Universal Newborn Hearing Screening for New Zealand 2005

Universal Newborn Hearing Screening for New Zealan...
02 Feb 2006
pdf

This report contains the findings and recommendations of the Universal Newborn Hearing Screening Advisory Group (UNHSAG) to the National Screening Unit (NSU) regarding high-level policy and implementation issues for a potential future universal newborn hearing screening programme (UNHSP) for New Zealand. This report will contribute to the development of policy by the NSU and its advice to the Ministers of Health, Education and Social Development regarding a possible UNHSP for New Zealand.

Purpose

Congenital hearing loss is a significant health and disability issue, affecting 135–170 newborns each year. Māori are disproportionately affected, accounting for 46 percent of all deafness notifications.
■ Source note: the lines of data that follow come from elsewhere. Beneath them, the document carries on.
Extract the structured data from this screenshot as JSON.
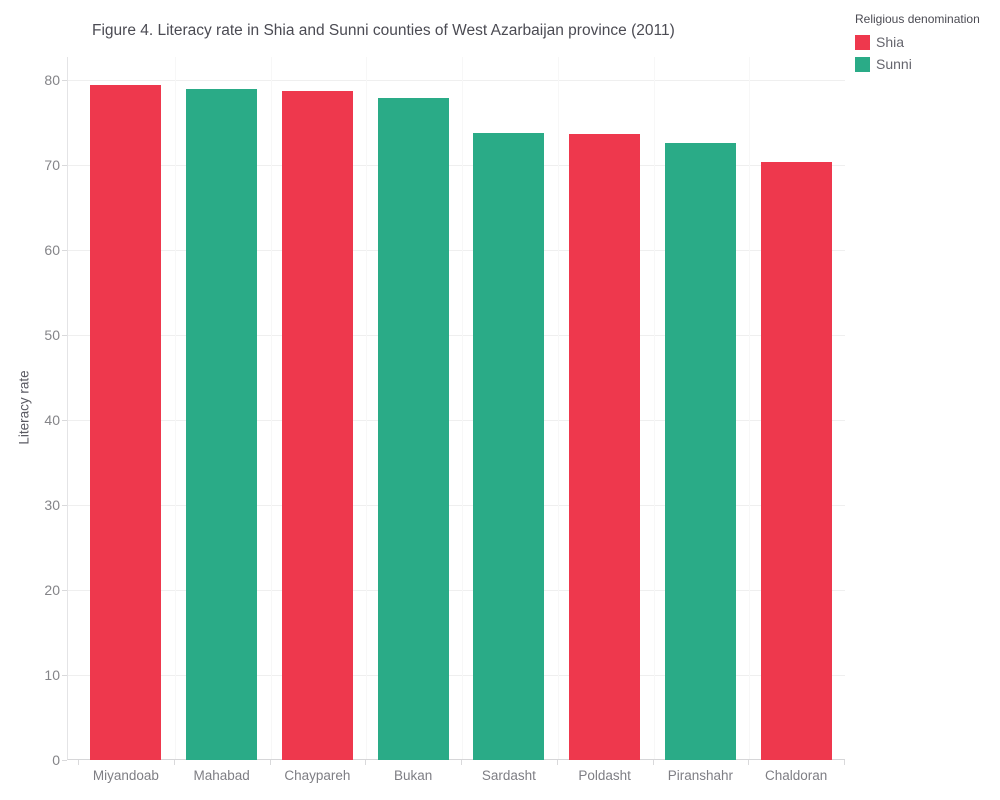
{
  "title": "Figure 4. Literacy rate in Shia and Sunni counties of West Azarbaijan province (2011)",
  "legend": {
    "title": "Religious denomination",
    "items": [
      {
        "label": "Shia",
        "color": "#ee384d"
      },
      {
        "label": "Sunni",
        "color": "#2aab87"
      }
    ]
  },
  "chart_data": {
    "type": "bar",
    "title": "Figure 4. Literacy rate in Shia and Sunni counties of West Azarbaijan province (2011)",
    "categories": [
      "Miyandoab",
      "Mahabad",
      "Chaypareh",
      "Bukan",
      "Sardasht",
      "Poldasht",
      "Piranshahr",
      "Chaldoran"
    ],
    "values": [
      79.4,
      78.9,
      78.7,
      77.9,
      73.8,
      73.6,
      72.6,
      70.3
    ],
    "series_by_category": [
      "Shia",
      "Sunni",
      "Shia",
      "Sunni",
      "Sunni",
      "Shia",
      "Sunni",
      "Shia"
    ],
    "colors": {
      "Shia": "#ee384d",
      "Sunni": "#2aab87"
    },
    "xlabel": "",
    "ylabel": "Literacy rate",
    "ylim": [
      0,
      82.7
    ],
    "yticks": [
      0,
      10,
      20,
      30,
      40,
      50,
      60,
      70,
      80
    ],
    "grid": "horizontal",
    "legend_position": "top-right",
    "legend_title": "Religious denomination"
  }
}
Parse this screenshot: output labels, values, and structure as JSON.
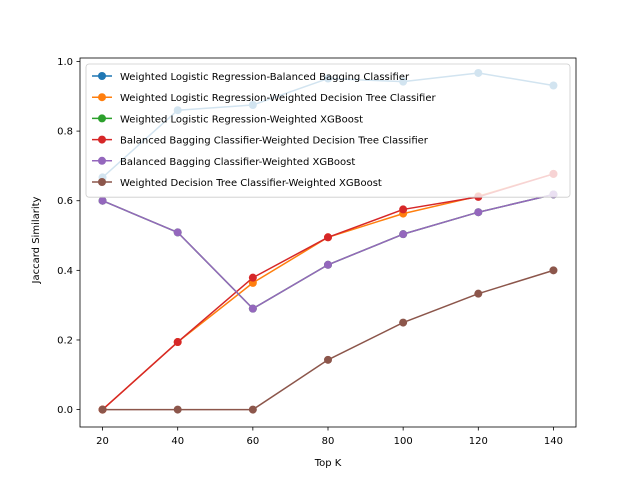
{
  "chart_data": {
    "type": "line",
    "title": "",
    "xlabel": "Top K",
    "ylabel": "Jaccard Similarity",
    "x": [
      20,
      40,
      60,
      80,
      100,
      120,
      140
    ],
    "xticks": [
      20,
      40,
      60,
      80,
      100,
      120,
      140
    ],
    "yticks": [
      0.0,
      0.2,
      0.4,
      0.6,
      0.8,
      1.0
    ],
    "ytick_labels": [
      "0.0",
      "0.2",
      "0.4",
      "0.6",
      "0.8",
      "1.0"
    ],
    "xlim": [
      14,
      146
    ],
    "ylim": [
      -0.05,
      1.01
    ],
    "grid": false,
    "legend_position": "upper-left",
    "series": [
      {
        "name": "Weighted Logistic Regression-Balanced Bagging Classifier",
        "color": "#1f77b4",
        "values": [
          0.667,
          0.86,
          0.875,
          0.951,
          0.942,
          0.967,
          0.931
        ]
      },
      {
        "name": "Weighted Logistic Regression-Weighted Decision Tree Classifier",
        "color": "#ff7f0e",
        "values": [
          0.0,
          0.194,
          0.364,
          0.495,
          0.563,
          0.613,
          0.677
        ]
      },
      {
        "name": "Weighted Logistic Regression-Weighted XGBoost",
        "color": "#2ca02c",
        "values": [
          0.6,
          0.509,
          0.29,
          0.416,
          0.504,
          0.567,
          0.618
        ]
      },
      {
        "name": "Balanced Bagging Classifier-Weighted Decision Tree Classifier",
        "color": "#d62728",
        "values": [
          0.0,
          0.194,
          0.379,
          0.495,
          0.575,
          0.611,
          0.677
        ]
      },
      {
        "name": "Balanced Bagging Classifier-Weighted XGBoost",
        "color": "#9467bd",
        "values": [
          0.6,
          0.509,
          0.29,
          0.416,
          0.504,
          0.567,
          0.618
        ]
      },
      {
        "name": "Weighted Decision Tree Classifier-Weighted XGBoost",
        "color": "#8c564b",
        "values": [
          0.0,
          0.0,
          0.0,
          0.143,
          0.25,
          0.333,
          0.4
        ]
      }
    ]
  }
}
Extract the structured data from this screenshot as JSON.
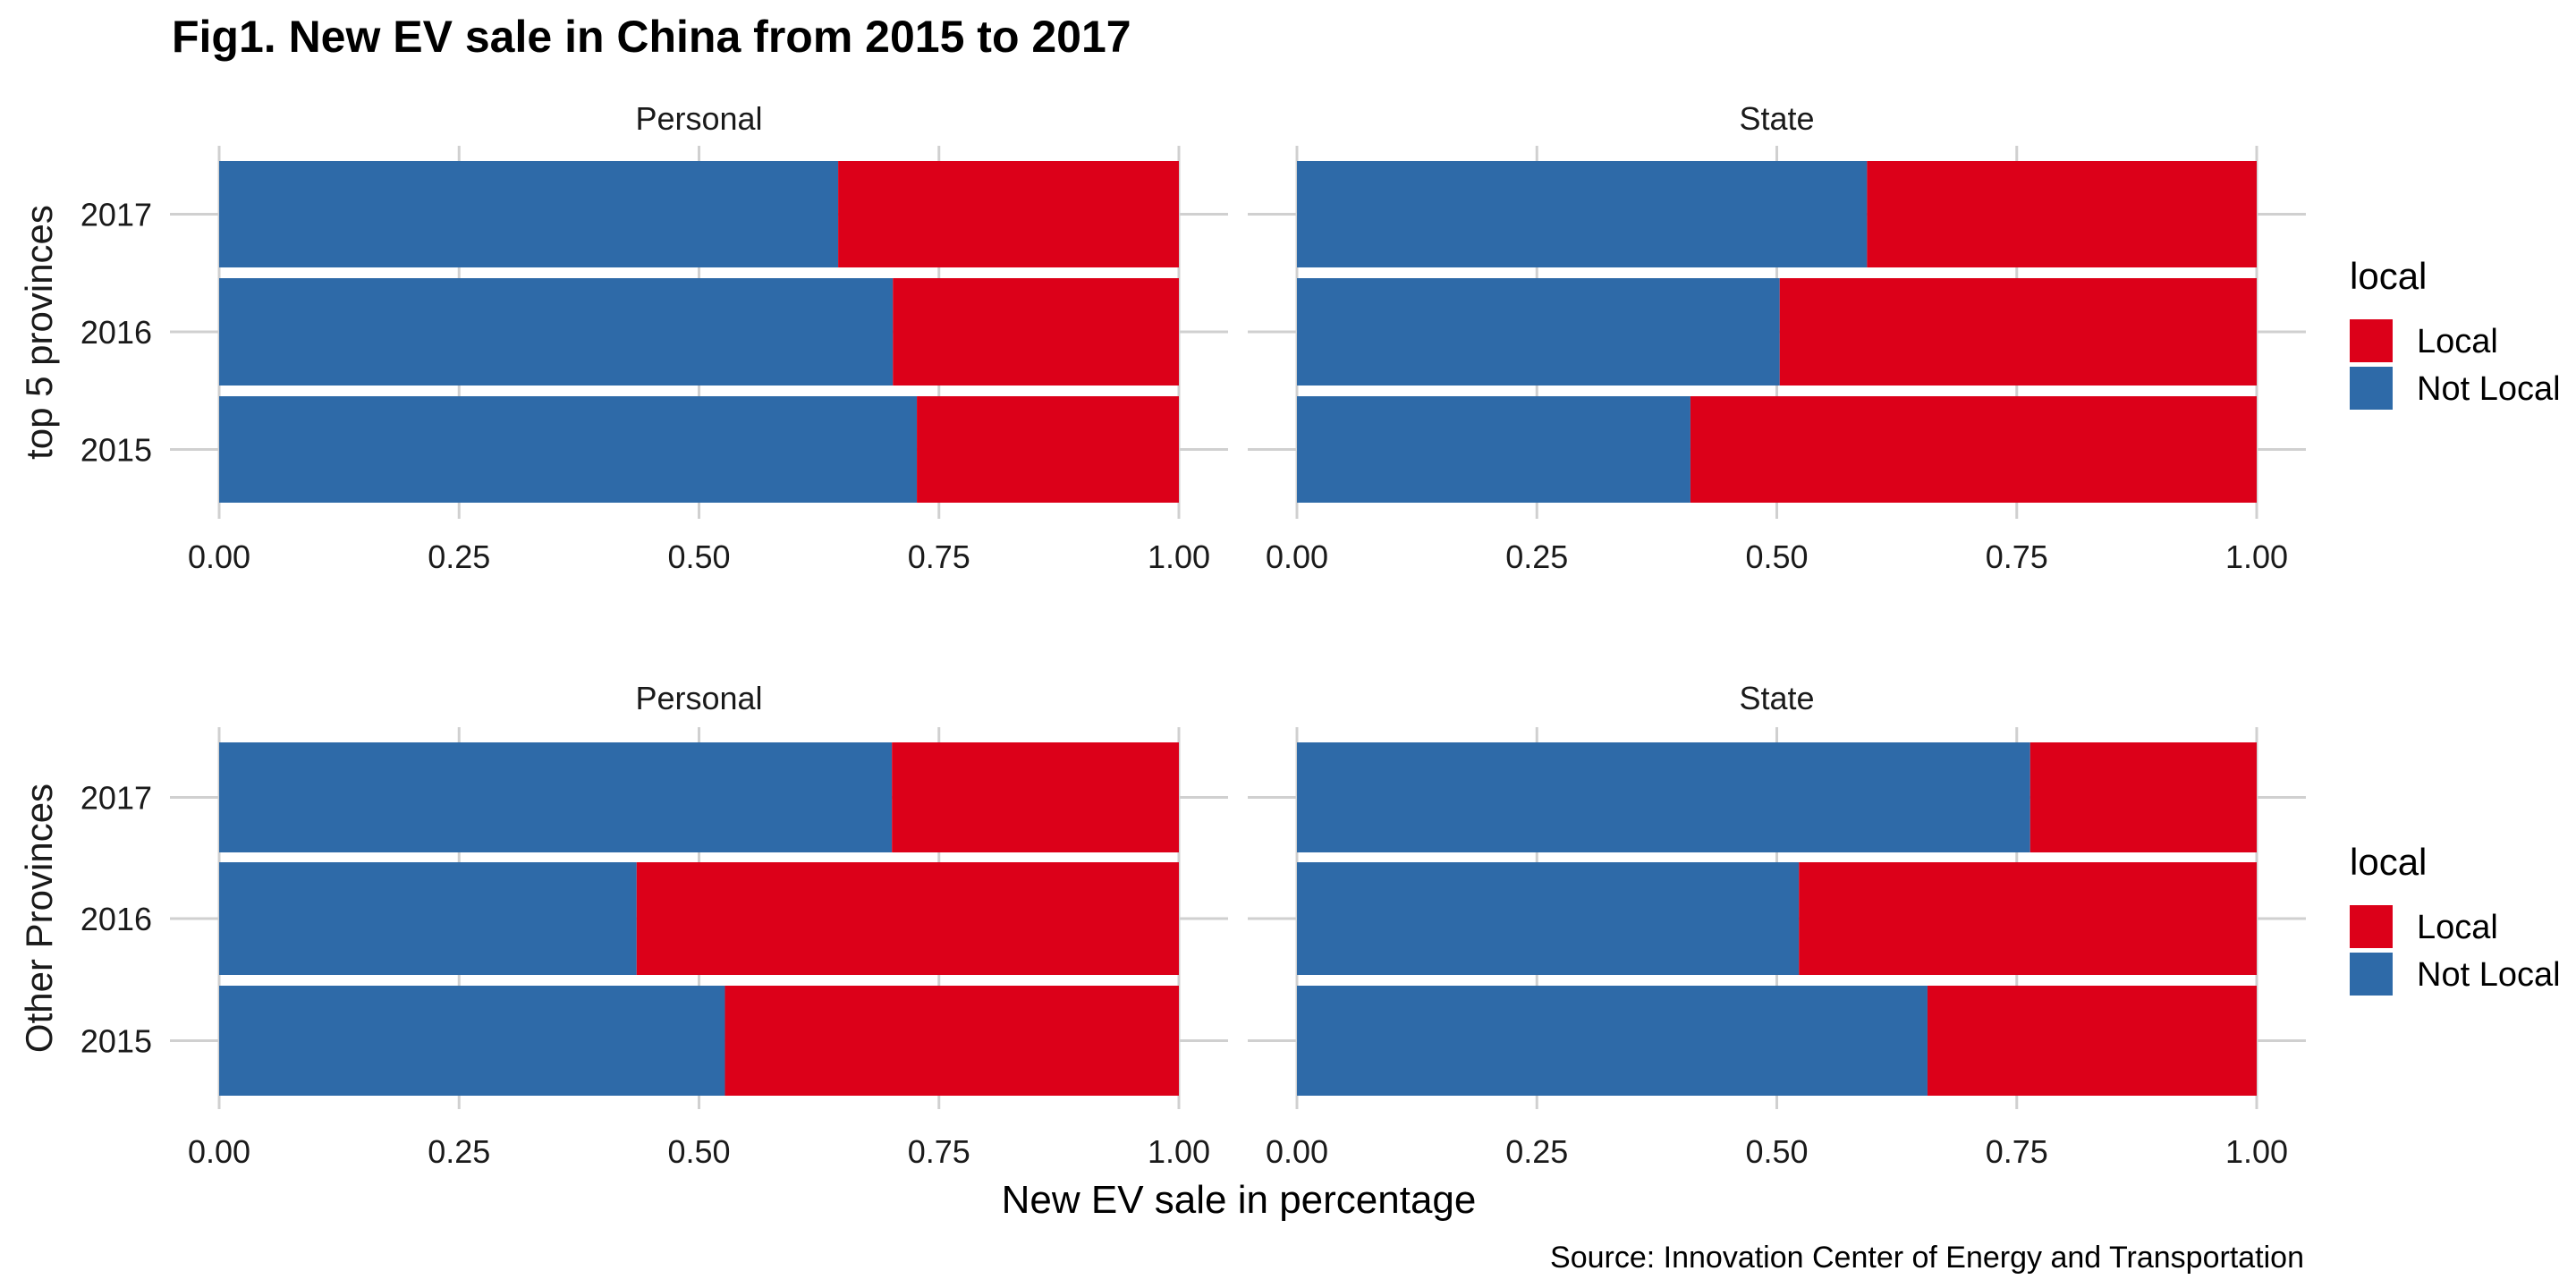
{
  "chart_data": {
    "type": "bar",
    "orientation": "horizontal",
    "stacked": "fill",
    "title": "Fig1. New EV sale in China from 2015 to 2017",
    "xlabel": "New EV sale in percentage",
    "caption": "Source: Innovation Center of Energy and Transportation",
    "xlim": [
      0,
      1
    ],
    "x_ticks": [
      "0.00",
      "0.25",
      "0.50",
      "0.75",
      "1.00"
    ],
    "categories": [
      "2017",
      "2016",
      "2015"
    ],
    "legend": {
      "title": "local",
      "position": "right",
      "items": [
        {
          "label": "Local",
          "color": "#dc0019"
        },
        {
          "label": "Not Local",
          "color": "#2e6aa8"
        }
      ]
    },
    "grid": "major vertical and horizontal",
    "panels": [
      {
        "row": "top 5 provinces",
        "column": "Personal",
        "series": [
          {
            "name": "Not Local",
            "values": [
              0.645,
              0.702,
              0.727
            ]
          },
          {
            "name": "Local",
            "values": [
              0.355,
              0.298,
              0.273
            ]
          }
        ]
      },
      {
        "row": "top 5 provinces",
        "column": "State",
        "series": [
          {
            "name": "Not Local",
            "values": [
              0.594,
              0.503,
              0.41
            ]
          },
          {
            "name": "Local",
            "values": [
              0.406,
              0.497,
              0.59
            ]
          }
        ]
      },
      {
        "row": "Other Provinces",
        "column": "Personal",
        "series": [
          {
            "name": "Not Local",
            "values": [
              0.701,
              0.435,
              0.527
            ]
          },
          {
            "name": "Local",
            "values": [
              0.299,
              0.565,
              0.473
            ]
          }
        ]
      },
      {
        "row": "Other Provinces",
        "column": "State",
        "series": [
          {
            "name": "Not Local",
            "values": [
              0.764,
              0.523,
              0.657
            ]
          },
          {
            "name": "Local",
            "values": [
              0.236,
              0.477,
              0.343
            ]
          }
        ]
      }
    ]
  }
}
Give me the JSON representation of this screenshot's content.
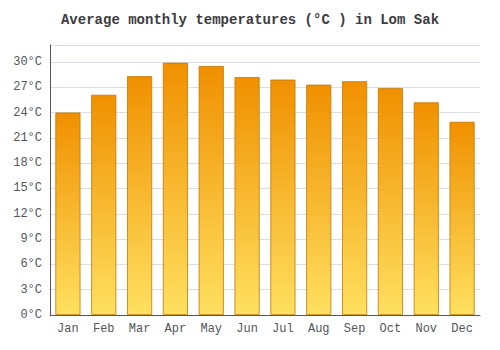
{
  "chart_data": {
    "type": "bar",
    "title": "Average monthly temperatures (°C ) in Lom Sak",
    "categories": [
      "Jan",
      "Feb",
      "Mar",
      "Apr",
      "May",
      "Jun",
      "Jul",
      "Aug",
      "Sep",
      "Oct",
      "Nov",
      "Dec"
    ],
    "values": [
      24.0,
      26.1,
      28.3,
      29.9,
      29.5,
      28.2,
      27.9,
      27.3,
      27.7,
      26.9,
      25.2,
      22.9
    ],
    "color": "#F09000",
    "ylim": [
      0,
      32
    ],
    "yticks": [
      {
        "value": 0,
        "label": "0°C"
      },
      {
        "value": 3,
        "label": "3°C"
      },
      {
        "value": 6,
        "label": "6°C"
      },
      {
        "value": 9,
        "label": "9°C"
      },
      {
        "value": 12,
        "label": "12°C"
      },
      {
        "value": 15,
        "label": "15°C"
      },
      {
        "value": 18,
        "label": "18°C"
      },
      {
        "value": 21,
        "label": "21°C"
      },
      {
        "value": 24,
        "label": "24°C"
      },
      {
        "value": 27,
        "label": "27°C"
      },
      {
        "value": 30,
        "label": "30°C"
      }
    ],
    "grid": true
  }
}
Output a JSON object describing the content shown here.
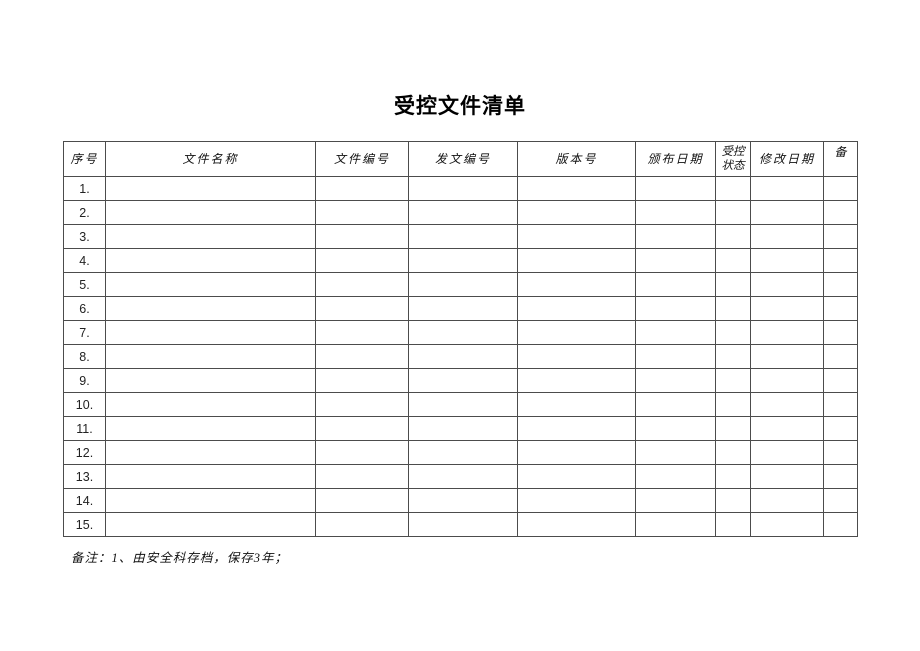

Two recent evidence-based reports have recommended the introduction of newborn hearing screening and early intervention. The National Screening Unit responded to this evidence, at the Minister of Health’s request, with a project to consider newborn hearing screening.

One component of that project was to establish an advisory group to identify issues and make high-level policy recommendations. This report presents the main findings and recommendations of that group.

Key Results

The UNHSAG strongly endorses the introduction of a universal newborn hearing screening programme for New Zealand to address the late age of detection and delayed and poorly coordinated intervention services for children with significant hearing loss in New Zealand. This would align New Zealand with other developed countries and allow New Zealand infants and their families to maximise the benefits of early intervention choices. Sixteen recommendations are made by the UNHSAG covering the purpose, scope, implementation, operational aspects and infrastructural requirements of a universal newborn hearing screening programme for New Zealand.